The problem of natural philosophy raised by quantum mechanics can be characterised with two pairs of statements that have featured in Schlick’s discussion but without Schlick having highlighted, let alone resolved, the contradiction that seems present between the propositions of each pair:

(1a) The uncertainty relations do not represent merely subjective limits to possible observations, in the sense that there should be real features of a physical system that are unobservable. Rather, an atomic system has no simultaneously sharp position and momentum.
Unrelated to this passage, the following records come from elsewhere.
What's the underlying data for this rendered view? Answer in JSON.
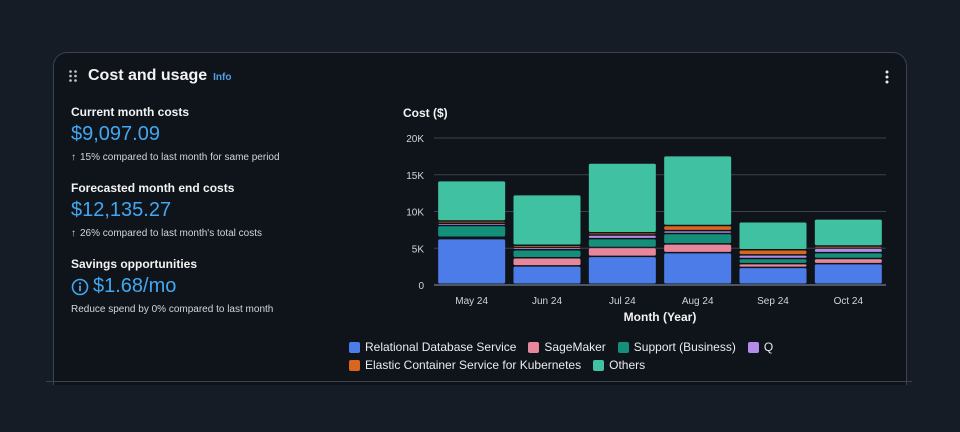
{
  "widget": {
    "title": "Cost and usage",
    "info_link": "Info",
    "drag_icon": "drag-handle-icon",
    "menu_icon": "more-vertical-icon"
  },
  "metrics": {
    "current": {
      "label": "Current month costs",
      "value": "$9,097.09",
      "note": "15% compared to last month for same period",
      "icon": "arrow-up-icon"
    },
    "forecast": {
      "label": "Forecasted month end costs",
      "value": "$12,135.27",
      "note": "26% compared to last month's total costs",
      "icon": "arrow-up-icon"
    },
    "savings": {
      "label": "Savings opportunities",
      "value": "$1.68/mo",
      "note": "Reduce spend by 0% compared to last month",
      "icon": "info-circle-icon"
    }
  },
  "colors": {
    "accent": "#42a7f0",
    "background": "#0f141b"
  },
  "chart_data": {
    "type": "bar",
    "stacked": true,
    "ylabel": "Cost ($)",
    "xlabel": "Month (Year)",
    "ylim": [
      0,
      20000
    ],
    "yticks": [
      0,
      5000,
      10000,
      15000,
      20000
    ],
    "ytick_labels": [
      "0",
      "5K",
      "10K",
      "15K",
      "20K"
    ],
    "grid": true,
    "legend_position": "bottom",
    "categories": [
      "May 24",
      "Jun 24",
      "Jul 24",
      "Aug 24",
      "Sep 24",
      "Oct 24"
    ],
    "series": [
      {
        "name": "Relational Database Service",
        "color": "#4c7ce8",
        "values": [
          6200,
          2500,
          3800,
          4300,
          2300,
          2800
        ]
      },
      {
        "name": "SageMaker",
        "color": "#e8869c",
        "values": [
          200,
          1100,
          1200,
          1200,
          500,
          700
        ]
      },
      {
        "name": "Support (Business)",
        "color": "#148f7a",
        "values": [
          1600,
          1100,
          1200,
          1400,
          700,
          800
        ]
      },
      {
        "name": "Q",
        "color": "#b48be8",
        "values": [
          300,
          300,
          500,
          400,
          500,
          600
        ]
      },
      {
        "name": "Elastic Container Service for Kubernetes",
        "color": "#d8661f",
        "values": [
          300,
          300,
          300,
          700,
          700,
          300
        ]
      },
      {
        "name": "Others",
        "color": "#3fc1a2",
        "values": [
          5500,
          6900,
          9500,
          9500,
          3800,
          3700
        ]
      }
    ]
  }
}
(1b) Nevertheless, the replacement of a state description of a system, which is to be performed based on a measurement – say of a wave function that is ‘spread out’ over the whole of space – through another one – say a wave function with exact specification of position –, cannot be understood as specifying a real physical process in space in which a wave extended over the whole of space ‘shrinks’ to a wave packet concentrated within a small range of positions. (A notion which, apart from other physical absurdities, would include the assumption of processes propagating superluminally.)


Similarly the contrast in the other pair of claims:

(2a) The intuitive conceptions of classical physics prove inadequate to the task of a fully quantum mechanical description of a physical system.

(2b) Nevertheless, according to Bohr’s correspondence principle, also in quantum mechanics every single step from an observation to how it is put to use in the physical formalism, and vice versa from a formula derived in the formalism to the corresponding prediction of an observation, can and must be interpreted entirely using the classical-intuitive conceptions.

The seamless reconciliation of the respective (a) and (b) is possible only by supposing that the quantum mechanical state description of a physical system – as opposed to the state description in classical physics – does not pretend to characterise the physical system uniquely and adequately, but only relative to the context of observation then present, and that it changes with the latter.

Thereby however, as shown by more detailed considerations, the opposition disappears that Schlick claims between the limitations of knowledge demonstrated by Kant in his doctrine of transcendental idealism and the limits of natural description that quantum mechanics forces us to recognise – at least insofar as one takes into account the corrections brought by Fries and Nelson to the formulation and justification of this doctrine. It becomes equally manifest that quantum mechanics has in truth not brought about the alleged refutation of the a priori principles of natural philosophy postulated by Kant, in particular of the law of causality. Rather, quantum mechanics revises the usual version of the principle of causality only insofar as it separates it from the assumption often conjoined with it that physics must lead to a unique adequate description of nature. It otherwise upholds the presupposition of seamless causal connections. (To justify these claims, I can here merely refer to my essay ‘Die naturphilosophischen Grundlagen der Quantenmechanik’ (‘The natural-philosophical foundations of quantum mechanics’), Abhandlungen der Fries’schen Schule, vol. VI, issue 2, Sections 9, 12, 16–18.)